Job Providers Coalition applauds the passage of HR 25 and SR 16
February 21, 2019
Joins the Legislature in calling on the Supreme Court to provide certainty to employers
LANSING, Feb. 20, 2019–The Small Business for a Better Michigan (SBBM) today expressed support for House Resolution 25 and Senate Resolution 16, taken up by the House and Senate today, calling on the Michigan Supreme Court to opine on the constitutionality of the legislative amendments to the Paid Sick Leave and Minimum Wage laws last session.
SBBM supported the revisions to the ballot proposals that were approved by the Legislature, bringing Michigan more in line with federal policies and other states.
The Resolutions were passed by lawmakers in response to a request made to the Attorney General asking for the constitutionality of adopting and amending a citizen-initiated petition within the same session. If the Attorney General’s opinion was unfavorable, it would create an administrative nightmare for job providers and unintended consequences for employees in the process.
“It has become increasingly common for policies to be challenged legally when opponents lose the issue in the regular lawmaking process,” said Brian Calley, president of the Small Business Association of Michigan. “In this case, the uncertainty of waiting for a final decision from a lengthy court process will cause great harm to our economy, job providers and their employees. Having an opinion from the Supreme Court makes sense for all parties involved. We are very confident that the legislature acted squarely within its constitutional authority.”
Charlie Owens, state director of the NFIB in Michigan concurred. “This action is critical for thousands of Michigan small business owners trying to figure out which version of the law they will have to comply with by the March 29 deadline. We believe the Legislature was on solid constitutional ground in making the changes, but only the state Supreme Court can settle this issue once and for all.”
“We applaud the House and Senate for asking the Michigan Supreme Court to render an opinion on the constitutionality of the minimum wage and mandatory paid sick leave statues,” said Wendy Block, Vice President of Business Advocacy for the Michigan Chamber. “Employers and employees alike would be harmed by a protracted legal dispute on the constitutionality of the law. The Michigan Supreme Court has the opportunity to bring clarity and finality to the state of the law.”

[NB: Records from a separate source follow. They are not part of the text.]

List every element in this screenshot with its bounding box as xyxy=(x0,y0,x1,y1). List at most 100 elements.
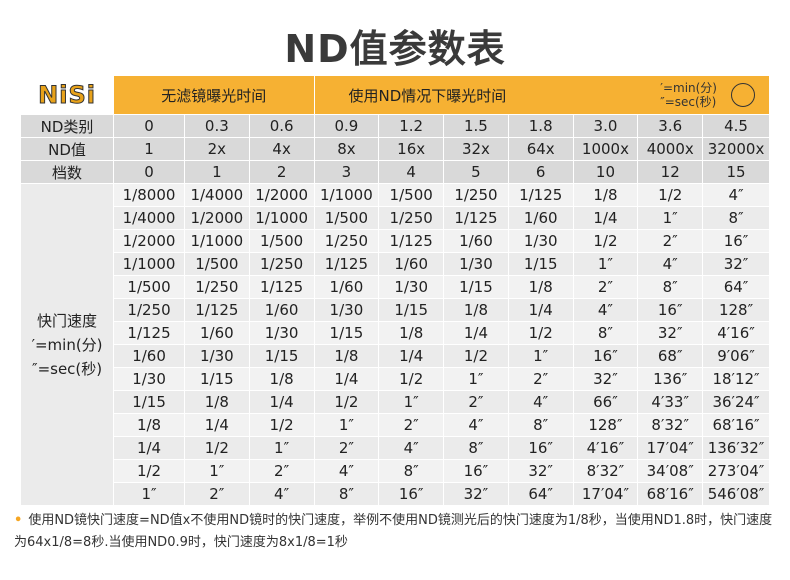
table-cell: 32″ xyxy=(702,252,770,276)
table-cell: 0.3 xyxy=(183,114,250,138)
table-cell: 1/500 xyxy=(183,252,250,276)
table-cell: 4′16″ xyxy=(702,321,770,345)
table-cell: 1/30 xyxy=(313,298,380,322)
table-cell: 1/1000 xyxy=(313,183,380,207)
footnote-text: 使用ND镜快门速度=ND值x不使用ND镜时的快门速度，举例不使用ND镜测光后的快… xyxy=(14,513,773,550)
table-cell: 1/125 xyxy=(378,229,445,253)
table-cell: 1/60 xyxy=(183,321,250,345)
table-cell: 1/2000 xyxy=(113,229,185,253)
table-cell: 1/30 xyxy=(443,252,509,276)
table-cell: 1/2 xyxy=(637,183,704,207)
table-cell: 8″ xyxy=(313,482,380,506)
table-cell: 4″ xyxy=(572,298,639,322)
table-cell: 1″ xyxy=(183,459,250,483)
table-cell: 1/1000 xyxy=(113,252,185,276)
table-cell: 1.2 xyxy=(378,114,445,138)
table-cell: 1/15 xyxy=(313,321,380,345)
table-row: 1″ 2″ 4″ 8″ 16″ 32″ 64″ 17′04″ 68′16″ 546′08″ xyxy=(21,482,770,506)
table-cell: 1/250 xyxy=(183,275,250,299)
table-cell: 2x xyxy=(183,137,250,161)
table-cell: 1/1000 xyxy=(183,229,250,253)
table-cell: 1/2 xyxy=(378,367,445,391)
table-cell: 4″ xyxy=(702,183,770,207)
table-cell: 1/4 xyxy=(113,436,185,460)
table-cell: 1/500 xyxy=(113,275,185,299)
table-cell: 10 xyxy=(572,160,639,184)
table-cell: 16″ xyxy=(507,436,574,460)
table-cell: 1/250 xyxy=(443,183,509,207)
table-cell: 2″ xyxy=(443,390,509,414)
table-cell: 1/250 xyxy=(313,229,380,253)
table-cell: 1/1000 xyxy=(248,206,315,230)
table-cell: 1″ xyxy=(507,344,574,368)
table-cell: 1/8 xyxy=(572,183,639,207)
bullet-icon: • xyxy=(14,513,23,528)
unit-min: ′=min(分) xyxy=(660,81,717,95)
table-cell: 68′16″ xyxy=(702,413,770,437)
table-cell: 1/250 xyxy=(248,252,315,276)
table-cell: 1/8 xyxy=(248,367,315,391)
shutter-label-line2: ′=min(分) xyxy=(31,335,103,354)
table-cell: 4 xyxy=(378,160,445,184)
table-cell: 1/8 xyxy=(507,275,574,299)
table-cell: 0.9 xyxy=(313,114,380,138)
shutter-speed-label: 快门速度 ′=min(分) ″=sec(秒) xyxy=(19,183,115,506)
table-cell: 8″ xyxy=(637,275,704,299)
row-nd-type: ND类别 0 0.3 0.6 0.9 1.2 1.5 1.8 3.0 3.6 4.5 xyxy=(19,114,770,138)
nd-parameter-table: NiSi 无滤镜曝光时间 使用ND情况下曝光时间 ′=min(分) ″=sec(… xyxy=(19,75,771,506)
table-cell: 1/15 xyxy=(507,252,574,276)
table-cell: 4.5 xyxy=(702,114,770,138)
table-cell: 8x xyxy=(313,137,380,161)
table-row: 1/60 1/30 1/15 1/8 1/4 1/2 1″ 16″ 68″ 9′06″ xyxy=(21,344,770,368)
table-cell: 1/15 xyxy=(248,344,315,368)
table-cell: 128″ xyxy=(702,298,770,322)
table-cell: 32″ xyxy=(637,321,704,345)
table-row: 1/125 1/60 1/30 1/15 1/8 1/4 1/2 8″ 32″ 4′16″ xyxy=(21,321,770,345)
table-cell: 1/125 xyxy=(113,321,185,345)
table-cell: 1/30 xyxy=(248,321,315,345)
table-cell: 1/60 xyxy=(443,229,509,253)
table-cell: 2″ xyxy=(507,367,574,391)
table-cell: 3.6 xyxy=(637,114,704,138)
table-cell: 4″ xyxy=(378,436,445,460)
table-cell: 1/500 xyxy=(313,206,380,230)
table-row: 1/2 1″ 2″ 4″ 8″ 16″ 32″ 8′32″ 34′08″ 273′04″ xyxy=(21,459,770,483)
table-cell: 8″ xyxy=(507,413,574,437)
table-cell: 2 xyxy=(248,160,315,184)
row-label: ND值 xyxy=(19,137,115,161)
table-cell: 4′16″ xyxy=(572,436,639,460)
table-cell: 32x xyxy=(443,137,509,161)
table-cell: 1/15 xyxy=(183,367,250,391)
table-cell: 36′24″ xyxy=(702,390,770,414)
header-row: NiSi 无滤镜曝光时间 使用ND情况下曝光时间 ′=min(分) ″=sec(… xyxy=(19,75,771,115)
table-cell: 1/30 xyxy=(378,275,445,299)
table-cell: 4000x xyxy=(637,137,704,161)
table-cell: 0.6 xyxy=(248,114,315,138)
table-cell: 1/15 xyxy=(378,298,445,322)
table-cell: 32000x xyxy=(702,137,770,161)
table-cell: 4″ xyxy=(443,413,509,437)
table-cell: 1/2000 xyxy=(248,183,315,207)
no-filter-exposure-header: 无滤镜曝光时间 xyxy=(113,75,315,115)
table-cell: 68″ xyxy=(637,344,704,368)
row-nd-value: ND值 1 2x 4x 8x 16x 32x 64x 1000x 4000x 32000x xyxy=(19,137,770,161)
table-cell: 4x xyxy=(248,137,315,161)
table-cell: 128″ xyxy=(572,413,639,437)
table-cell: 32″ xyxy=(572,367,639,391)
unit-sec: ″=sec(秒) xyxy=(660,95,717,109)
table-cell: 16x xyxy=(378,137,445,161)
table-cell: 4″ xyxy=(507,390,574,414)
table-cell: 273′04″ xyxy=(702,459,770,483)
table-cell: 3.0 xyxy=(572,114,639,138)
table-cell: 136′32″ xyxy=(702,436,770,460)
table-cell: 34′08″ xyxy=(637,459,704,483)
table-cell: 68′16″ xyxy=(637,482,704,506)
with-filter-exposure-header: 使用ND情况下曝光时间 ′=min(分) ″=sec(秒) xyxy=(313,75,771,115)
table-cell: 0 xyxy=(113,114,185,138)
table-cell: 1/4000 xyxy=(183,183,250,207)
table-cell: 1/125 xyxy=(183,298,250,322)
table-row: 1/4 1/2 1″ 2″ 4″ 8″ 16″ 4′16″ 17′04″ 136′32″ xyxy=(21,436,770,460)
table-cell: 1/60 xyxy=(507,206,574,230)
table-cell: 4″ xyxy=(313,459,380,483)
table-cell: 1/500 xyxy=(248,229,315,253)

“We are very confident the courts will uphold the constitutional authority for the legislature to implement reasonable paid leave policies in Michigan and welcome a review by the Supreme Court. Businesses need certainty as they make investment decisions for the future. Lingering uncertainty on this issue damages Michigan’s business climate and stymies job growth. The legislature made the right call in implementing a policy that balances the interests of Michigan families and a positive business climate that attracts more jobs to this state,” said Mike Johnston, VP of Government Affairs for the Michigan Manufacturers Association.
The Small Business for a Better Michigan coalition is an organization of state job providers that seeks to educate voters about the danger of business policy being dictated by out of state groups and special interests, rather than leaving policy making in the hands of policy makers. Members of the coalition include the Michigan Manufacturing Association, NFIB, Small Business Association of Michigan, Michigan Restaurant and Lodging Association, Michigan Chamber of Commerce, Michigan Soft Drink Association, Home Builders Association of Michigan, Michigan Retailers Association, Associated Builders & Contractors of Michigan, Michigan Freedom Fund, Grand Rapids Chamber of Commerce, Detroit Regional Chamber of Commerce, Lansing Regional Chamber of Commerce, Auto Dealers of Michigan, Michigan Dental Association, and Michigan Golf Course Association.